Another challenge will be the continuing need to provide public goods. Students and parents may question using tuition dollars to pay outreach activities that do not directly improve campus education programs. In addition, institutions will face the issue of how to support professional-degree programs that usually cost far more money to operate than tuition will ever generate. Maintaining the quality of programs such as medicine, dentistry and veterinary science may require universities to explore new partnerships with private foundations and organizations; charge fees for traditionally free programs; and seek more direct, earmarked state support.

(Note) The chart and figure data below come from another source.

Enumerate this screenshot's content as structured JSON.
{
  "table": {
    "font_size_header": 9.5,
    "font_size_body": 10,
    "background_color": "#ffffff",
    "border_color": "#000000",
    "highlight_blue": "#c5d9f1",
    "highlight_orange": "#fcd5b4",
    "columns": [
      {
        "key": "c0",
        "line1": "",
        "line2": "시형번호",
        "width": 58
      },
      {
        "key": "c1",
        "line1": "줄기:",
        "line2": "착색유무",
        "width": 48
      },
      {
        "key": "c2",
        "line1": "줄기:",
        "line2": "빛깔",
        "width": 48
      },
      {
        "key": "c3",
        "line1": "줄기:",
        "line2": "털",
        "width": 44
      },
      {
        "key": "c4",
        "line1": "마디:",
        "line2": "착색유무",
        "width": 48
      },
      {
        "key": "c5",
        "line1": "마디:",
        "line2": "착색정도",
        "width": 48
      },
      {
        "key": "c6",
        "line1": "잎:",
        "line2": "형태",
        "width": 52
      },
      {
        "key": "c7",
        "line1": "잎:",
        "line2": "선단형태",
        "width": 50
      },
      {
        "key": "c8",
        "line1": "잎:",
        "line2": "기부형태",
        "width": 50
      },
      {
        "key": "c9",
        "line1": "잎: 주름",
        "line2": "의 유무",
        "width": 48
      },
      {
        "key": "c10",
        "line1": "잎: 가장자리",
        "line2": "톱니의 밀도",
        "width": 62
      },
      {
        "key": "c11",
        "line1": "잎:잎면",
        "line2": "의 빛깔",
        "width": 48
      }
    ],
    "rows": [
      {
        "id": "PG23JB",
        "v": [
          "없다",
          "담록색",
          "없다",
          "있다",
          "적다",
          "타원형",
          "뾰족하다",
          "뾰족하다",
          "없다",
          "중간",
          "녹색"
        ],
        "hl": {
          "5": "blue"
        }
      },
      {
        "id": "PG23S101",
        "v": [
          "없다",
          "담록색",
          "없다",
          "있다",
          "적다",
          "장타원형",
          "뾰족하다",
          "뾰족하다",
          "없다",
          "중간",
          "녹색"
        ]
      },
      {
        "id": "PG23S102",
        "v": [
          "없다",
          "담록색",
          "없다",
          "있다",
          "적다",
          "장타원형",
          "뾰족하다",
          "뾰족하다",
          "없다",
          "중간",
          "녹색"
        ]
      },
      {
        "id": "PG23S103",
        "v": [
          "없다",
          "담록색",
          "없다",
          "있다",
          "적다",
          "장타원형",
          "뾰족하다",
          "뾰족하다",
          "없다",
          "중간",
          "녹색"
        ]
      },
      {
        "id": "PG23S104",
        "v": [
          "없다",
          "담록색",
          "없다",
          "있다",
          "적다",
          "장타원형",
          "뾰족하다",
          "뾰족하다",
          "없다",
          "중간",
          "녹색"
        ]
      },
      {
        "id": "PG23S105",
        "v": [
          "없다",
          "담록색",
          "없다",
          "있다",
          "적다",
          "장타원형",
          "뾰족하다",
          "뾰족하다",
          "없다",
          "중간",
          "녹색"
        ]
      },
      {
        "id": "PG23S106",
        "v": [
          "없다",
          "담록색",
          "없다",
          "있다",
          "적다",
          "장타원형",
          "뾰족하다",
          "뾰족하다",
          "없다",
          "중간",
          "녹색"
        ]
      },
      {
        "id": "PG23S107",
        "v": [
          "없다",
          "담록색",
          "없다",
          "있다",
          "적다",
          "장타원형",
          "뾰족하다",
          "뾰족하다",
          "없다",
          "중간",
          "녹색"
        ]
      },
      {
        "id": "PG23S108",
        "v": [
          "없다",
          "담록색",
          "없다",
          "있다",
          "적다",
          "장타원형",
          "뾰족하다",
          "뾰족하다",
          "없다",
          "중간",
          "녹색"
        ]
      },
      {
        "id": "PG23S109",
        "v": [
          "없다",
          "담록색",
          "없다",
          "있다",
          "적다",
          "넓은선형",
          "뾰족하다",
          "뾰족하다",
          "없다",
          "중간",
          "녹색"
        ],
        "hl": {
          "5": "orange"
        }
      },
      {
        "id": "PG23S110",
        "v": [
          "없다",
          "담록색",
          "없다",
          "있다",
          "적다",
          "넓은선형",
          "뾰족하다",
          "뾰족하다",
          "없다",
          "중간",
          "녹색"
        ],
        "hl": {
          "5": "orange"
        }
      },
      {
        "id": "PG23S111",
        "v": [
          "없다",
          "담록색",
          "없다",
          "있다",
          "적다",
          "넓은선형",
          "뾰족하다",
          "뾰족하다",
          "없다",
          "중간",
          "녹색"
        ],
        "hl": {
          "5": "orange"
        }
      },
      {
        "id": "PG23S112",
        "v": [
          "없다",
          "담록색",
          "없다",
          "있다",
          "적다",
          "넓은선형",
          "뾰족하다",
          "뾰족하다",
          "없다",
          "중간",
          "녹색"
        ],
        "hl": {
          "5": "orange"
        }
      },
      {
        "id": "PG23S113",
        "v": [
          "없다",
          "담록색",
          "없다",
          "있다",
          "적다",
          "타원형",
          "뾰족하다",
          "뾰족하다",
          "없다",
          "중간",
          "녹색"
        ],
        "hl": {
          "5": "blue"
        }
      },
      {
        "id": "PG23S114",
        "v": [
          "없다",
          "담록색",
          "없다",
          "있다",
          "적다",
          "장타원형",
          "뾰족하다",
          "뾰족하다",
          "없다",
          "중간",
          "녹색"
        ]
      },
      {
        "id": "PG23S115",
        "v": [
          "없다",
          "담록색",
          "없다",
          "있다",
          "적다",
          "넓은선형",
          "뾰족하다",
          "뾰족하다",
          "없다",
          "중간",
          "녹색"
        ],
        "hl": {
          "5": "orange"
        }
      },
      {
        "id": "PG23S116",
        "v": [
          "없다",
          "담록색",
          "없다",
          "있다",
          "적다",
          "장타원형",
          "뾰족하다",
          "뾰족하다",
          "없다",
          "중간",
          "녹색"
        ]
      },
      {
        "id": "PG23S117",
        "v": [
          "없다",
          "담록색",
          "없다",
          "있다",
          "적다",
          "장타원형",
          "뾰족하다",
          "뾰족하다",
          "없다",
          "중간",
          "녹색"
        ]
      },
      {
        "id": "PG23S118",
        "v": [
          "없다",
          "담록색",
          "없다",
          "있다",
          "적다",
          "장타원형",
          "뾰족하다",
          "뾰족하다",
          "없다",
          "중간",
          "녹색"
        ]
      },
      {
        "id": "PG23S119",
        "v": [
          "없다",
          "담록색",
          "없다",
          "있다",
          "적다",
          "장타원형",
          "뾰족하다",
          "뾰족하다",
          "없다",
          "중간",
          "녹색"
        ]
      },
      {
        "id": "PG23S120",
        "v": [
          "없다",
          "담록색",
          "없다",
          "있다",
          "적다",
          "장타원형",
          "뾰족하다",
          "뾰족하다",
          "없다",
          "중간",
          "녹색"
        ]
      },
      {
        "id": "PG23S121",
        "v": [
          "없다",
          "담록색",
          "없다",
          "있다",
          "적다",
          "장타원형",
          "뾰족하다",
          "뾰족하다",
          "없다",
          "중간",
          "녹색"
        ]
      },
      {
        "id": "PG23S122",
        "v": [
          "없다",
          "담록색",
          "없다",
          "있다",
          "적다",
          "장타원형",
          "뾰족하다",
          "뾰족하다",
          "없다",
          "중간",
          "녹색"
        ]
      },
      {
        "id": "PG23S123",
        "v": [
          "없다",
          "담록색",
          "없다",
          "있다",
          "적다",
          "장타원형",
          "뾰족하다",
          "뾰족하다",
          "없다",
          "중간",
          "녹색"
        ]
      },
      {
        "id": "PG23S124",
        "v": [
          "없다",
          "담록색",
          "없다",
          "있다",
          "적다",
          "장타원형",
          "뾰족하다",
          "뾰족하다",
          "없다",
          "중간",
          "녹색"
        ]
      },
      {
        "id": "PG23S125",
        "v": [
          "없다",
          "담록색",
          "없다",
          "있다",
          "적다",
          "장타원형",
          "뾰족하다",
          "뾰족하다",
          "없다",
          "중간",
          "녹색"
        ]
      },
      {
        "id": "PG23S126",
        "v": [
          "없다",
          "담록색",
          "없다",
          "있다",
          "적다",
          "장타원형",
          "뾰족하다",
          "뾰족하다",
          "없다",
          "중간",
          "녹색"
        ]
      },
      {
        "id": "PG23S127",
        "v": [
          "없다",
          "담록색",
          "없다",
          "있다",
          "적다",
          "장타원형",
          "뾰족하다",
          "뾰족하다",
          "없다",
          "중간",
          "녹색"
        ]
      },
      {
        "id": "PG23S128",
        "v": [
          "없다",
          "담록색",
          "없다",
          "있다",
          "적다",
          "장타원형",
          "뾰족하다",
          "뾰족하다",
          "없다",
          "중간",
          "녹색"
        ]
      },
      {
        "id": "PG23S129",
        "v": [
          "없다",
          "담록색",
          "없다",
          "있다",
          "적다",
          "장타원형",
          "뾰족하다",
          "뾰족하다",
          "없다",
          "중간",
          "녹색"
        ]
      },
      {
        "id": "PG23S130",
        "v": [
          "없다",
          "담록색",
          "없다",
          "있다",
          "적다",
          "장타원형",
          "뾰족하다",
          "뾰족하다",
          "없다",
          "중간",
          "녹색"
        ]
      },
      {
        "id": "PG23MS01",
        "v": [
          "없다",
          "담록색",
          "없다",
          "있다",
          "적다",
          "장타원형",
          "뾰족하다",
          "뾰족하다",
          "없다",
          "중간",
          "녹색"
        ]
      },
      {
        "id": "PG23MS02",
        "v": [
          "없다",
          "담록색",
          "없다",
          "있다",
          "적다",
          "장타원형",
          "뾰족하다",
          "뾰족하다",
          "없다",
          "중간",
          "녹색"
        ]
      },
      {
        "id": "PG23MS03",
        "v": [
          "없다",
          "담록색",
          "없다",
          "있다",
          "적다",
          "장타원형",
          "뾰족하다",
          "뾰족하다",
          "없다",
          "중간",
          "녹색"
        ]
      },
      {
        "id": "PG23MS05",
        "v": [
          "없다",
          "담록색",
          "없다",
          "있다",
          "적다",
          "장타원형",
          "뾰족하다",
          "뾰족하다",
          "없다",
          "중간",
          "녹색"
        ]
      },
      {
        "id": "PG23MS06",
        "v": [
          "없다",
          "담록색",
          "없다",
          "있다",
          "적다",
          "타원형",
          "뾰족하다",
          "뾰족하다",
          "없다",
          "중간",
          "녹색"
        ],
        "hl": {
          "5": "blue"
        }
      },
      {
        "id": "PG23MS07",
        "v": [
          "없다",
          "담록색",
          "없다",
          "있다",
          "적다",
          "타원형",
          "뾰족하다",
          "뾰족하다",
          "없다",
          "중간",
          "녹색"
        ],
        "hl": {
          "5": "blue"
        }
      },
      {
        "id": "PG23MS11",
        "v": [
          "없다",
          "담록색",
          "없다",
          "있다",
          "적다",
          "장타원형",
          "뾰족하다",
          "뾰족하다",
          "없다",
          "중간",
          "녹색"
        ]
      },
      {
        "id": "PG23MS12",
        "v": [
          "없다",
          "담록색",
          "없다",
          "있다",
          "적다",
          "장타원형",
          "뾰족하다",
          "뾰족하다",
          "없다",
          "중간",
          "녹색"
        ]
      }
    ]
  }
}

The hybrid university also faces a long-term tug of war over its fundamental mission and philosophy. To compete in the market for student dollars, it will have to operate more efficiently, do more to tailor academic programs to student preferences, and radically improve student services in every area, from academic advising to campus housing and food service. But, to remain a great learning institution, it will have to continue to nurture learning for its own sake, transmit cultural values, encourage civic understanding, and foster other less-quantifiable and less-profitable -- but still valuable -- features of the university. The potential for conflict between the new market-driven forces and the traditional mission of the university is not unlike the long- running debate about the university’s proper role in economic development, applied research and job training. The relative paucity of state support places such debates in the new context of survival in the marketplace.
The author William Arthur Ward once said, “The pessimist complains about the wind; the optimist expects it to change; and the realist adjusts the sails.” Unfortunately, many at public research universities and their supporters have fallen into a pattern of blaming the circumstances of the day -- this year’s economy, the current legislature or governor, or the news media -- for the dwindling share of state resources, rather than focusing on the future through the long haul. Keeping public research universities thriving will be no easy task, and we should start by recognizing that the long-term political winds have shifted.
Mark G. Yudof is the chancellor of the University of Texas System.